RESULTS: Incidence and severity of hepatotoxicity was significantly lower in trial group (incidence: 27/192 vs 2/316, P. INTRODUCTION During the first few years of introduction of Isoniazid (INH), it was considered so safe that in 1963, The American Thoracic Society recommended for all tuberculin-positive persons to receive a year of INH chemoprophylaxis regardless of age or duration of the tuberculin positivity[]. A retrospective study reported a 1% incidence of clinical hepatitis and a 0.1% death in patients taking INH chemoprophylaxis[]. A large multicenter prospective surveillance study by United States Public Health Service revealed a 1% incidence of hepatitis and 0.06% deaths from hepatitis due to INH[]. After introduction of Rifampicin (RMP), several reports suggested that hepatitis was more frequent and severe in patients receiving both INH and RMP than in those receiving INH alone[]. For preventing acquired resistance and a successful treatment; it is recommended to start with a combination chemotherapy containing INH, RMP, and Pyrazinamide (PZA)-one more hepatotoxic agent- with or without ethambutol for the initial 2 mo followed by a continuation phase of 4-6 mo of INH + RMP[]. It is well known that drug induced hepatotoxicity is a potentially serious adverse effect of anti-tuberculosis treatment (ATT) containing INH, RMP and PZA[].

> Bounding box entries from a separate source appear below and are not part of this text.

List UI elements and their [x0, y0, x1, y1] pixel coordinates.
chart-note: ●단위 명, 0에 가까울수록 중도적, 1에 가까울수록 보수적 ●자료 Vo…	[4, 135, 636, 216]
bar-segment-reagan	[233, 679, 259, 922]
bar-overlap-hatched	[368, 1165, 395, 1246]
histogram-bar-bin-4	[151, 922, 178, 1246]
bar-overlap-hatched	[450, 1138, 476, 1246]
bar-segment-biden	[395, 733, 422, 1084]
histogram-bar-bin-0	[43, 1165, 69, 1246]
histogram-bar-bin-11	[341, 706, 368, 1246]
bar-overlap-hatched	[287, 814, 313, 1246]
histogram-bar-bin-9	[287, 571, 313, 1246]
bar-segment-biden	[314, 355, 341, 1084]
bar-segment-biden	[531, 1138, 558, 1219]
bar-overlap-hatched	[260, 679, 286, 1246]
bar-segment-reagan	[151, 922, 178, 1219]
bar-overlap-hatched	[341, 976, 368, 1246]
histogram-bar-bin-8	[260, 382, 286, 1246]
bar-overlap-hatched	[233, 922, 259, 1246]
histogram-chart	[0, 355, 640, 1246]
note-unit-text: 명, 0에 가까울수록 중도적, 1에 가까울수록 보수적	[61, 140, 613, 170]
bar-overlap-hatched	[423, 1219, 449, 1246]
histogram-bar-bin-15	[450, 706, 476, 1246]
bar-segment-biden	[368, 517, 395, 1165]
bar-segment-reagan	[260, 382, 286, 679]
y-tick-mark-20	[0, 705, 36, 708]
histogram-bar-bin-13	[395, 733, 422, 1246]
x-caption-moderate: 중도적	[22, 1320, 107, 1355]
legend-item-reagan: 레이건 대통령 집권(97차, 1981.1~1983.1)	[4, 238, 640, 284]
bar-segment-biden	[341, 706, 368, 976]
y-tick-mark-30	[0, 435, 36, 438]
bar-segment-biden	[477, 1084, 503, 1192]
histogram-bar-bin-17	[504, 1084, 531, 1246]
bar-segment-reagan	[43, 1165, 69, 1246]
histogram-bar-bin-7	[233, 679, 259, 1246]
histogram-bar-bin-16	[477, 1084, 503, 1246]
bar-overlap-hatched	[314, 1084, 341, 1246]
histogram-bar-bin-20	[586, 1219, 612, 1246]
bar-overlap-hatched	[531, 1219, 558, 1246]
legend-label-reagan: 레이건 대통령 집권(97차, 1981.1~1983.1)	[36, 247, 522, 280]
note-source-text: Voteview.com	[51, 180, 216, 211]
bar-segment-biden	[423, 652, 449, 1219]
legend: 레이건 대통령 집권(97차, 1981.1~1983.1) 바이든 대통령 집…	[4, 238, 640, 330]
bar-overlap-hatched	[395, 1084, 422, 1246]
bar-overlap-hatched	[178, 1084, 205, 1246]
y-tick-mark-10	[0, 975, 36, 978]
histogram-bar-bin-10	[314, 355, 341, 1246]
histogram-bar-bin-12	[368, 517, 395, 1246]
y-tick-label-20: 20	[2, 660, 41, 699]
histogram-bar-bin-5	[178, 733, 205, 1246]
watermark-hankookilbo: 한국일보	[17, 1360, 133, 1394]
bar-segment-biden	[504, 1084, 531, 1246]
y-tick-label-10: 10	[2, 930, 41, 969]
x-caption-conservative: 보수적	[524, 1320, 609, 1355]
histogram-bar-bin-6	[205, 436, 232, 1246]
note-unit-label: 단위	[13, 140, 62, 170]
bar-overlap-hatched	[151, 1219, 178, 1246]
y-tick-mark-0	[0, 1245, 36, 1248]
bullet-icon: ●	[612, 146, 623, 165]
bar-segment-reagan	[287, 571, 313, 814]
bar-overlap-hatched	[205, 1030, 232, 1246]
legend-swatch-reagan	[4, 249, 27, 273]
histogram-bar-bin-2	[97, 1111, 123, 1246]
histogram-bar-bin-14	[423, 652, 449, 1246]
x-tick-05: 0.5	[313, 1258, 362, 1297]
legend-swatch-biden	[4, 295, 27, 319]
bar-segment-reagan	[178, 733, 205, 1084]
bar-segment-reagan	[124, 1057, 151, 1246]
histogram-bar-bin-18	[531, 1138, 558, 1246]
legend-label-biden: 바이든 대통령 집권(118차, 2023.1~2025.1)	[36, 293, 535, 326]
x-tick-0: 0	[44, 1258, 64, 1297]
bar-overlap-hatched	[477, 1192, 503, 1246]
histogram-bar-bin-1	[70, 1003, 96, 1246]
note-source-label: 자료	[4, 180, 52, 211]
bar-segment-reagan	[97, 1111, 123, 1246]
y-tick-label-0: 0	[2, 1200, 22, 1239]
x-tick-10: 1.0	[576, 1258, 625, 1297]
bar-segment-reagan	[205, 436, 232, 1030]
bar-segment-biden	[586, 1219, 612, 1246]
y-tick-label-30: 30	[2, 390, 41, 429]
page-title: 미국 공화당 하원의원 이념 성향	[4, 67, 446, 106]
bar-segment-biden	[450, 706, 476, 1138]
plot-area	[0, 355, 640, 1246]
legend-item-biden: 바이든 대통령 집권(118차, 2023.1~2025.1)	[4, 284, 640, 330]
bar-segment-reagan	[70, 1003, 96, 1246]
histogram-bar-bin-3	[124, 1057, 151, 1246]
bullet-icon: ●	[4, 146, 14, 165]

Preventive therapy of latent TB with 2-mo course of RMP and PZA has been associated with fatal and severe hepatotoxicity more often than does 6 mo of INH therapy or curative treatment of clinical TB[-]. Similar high risk was observed with PZA and ethambutol or a fluoroquinolone when given to contacts of multi-drug resistant TB patients[]. Now integrating these observations with the fact that about one third of the world’s population has latent TB and roughly 9 million cases of active TB emerge annually resulting in 2-3 million deaths[], exemplifies the magnitude and importance of the problem, especially when most new cases occur in the most populated nations like India and China[]. Alba video camcorder drivers. Also, a higher risk of hepatotoxicity has been reported in Indian patients (up to 11.5%) than in their western counterpart (up to 4.3%)[]. In a study of European patients, the incidence of ATT induced hepatotoxicity was found to be 18.2% in group having risk factors like, old age, extensive TB, malnutrition, alcoholism, HIV and chronic viral hepatitis B and C infections, as against 5.8% in group without risk factors indicating the significance of risk factors[]. The only measure available for managing ATT induced hepatotoxicity in clinical cases is stopping the offending agents, once there is an evidence of liver damage and reintroducing the same after normalization of liver enzymes[,]. To reduce the incidence of hepatotoxicity in latent TB patients, recommendations for drugs and patient selection criteria have been revised several times by organizations like Center for Disease Control, American Thoracic Society, Joint Tuberculosis Committee of British Thoracic Society, and Hong Kong Tuberculosis Service etc., but until today no drug has been developed for prevention of hepatotoxicity.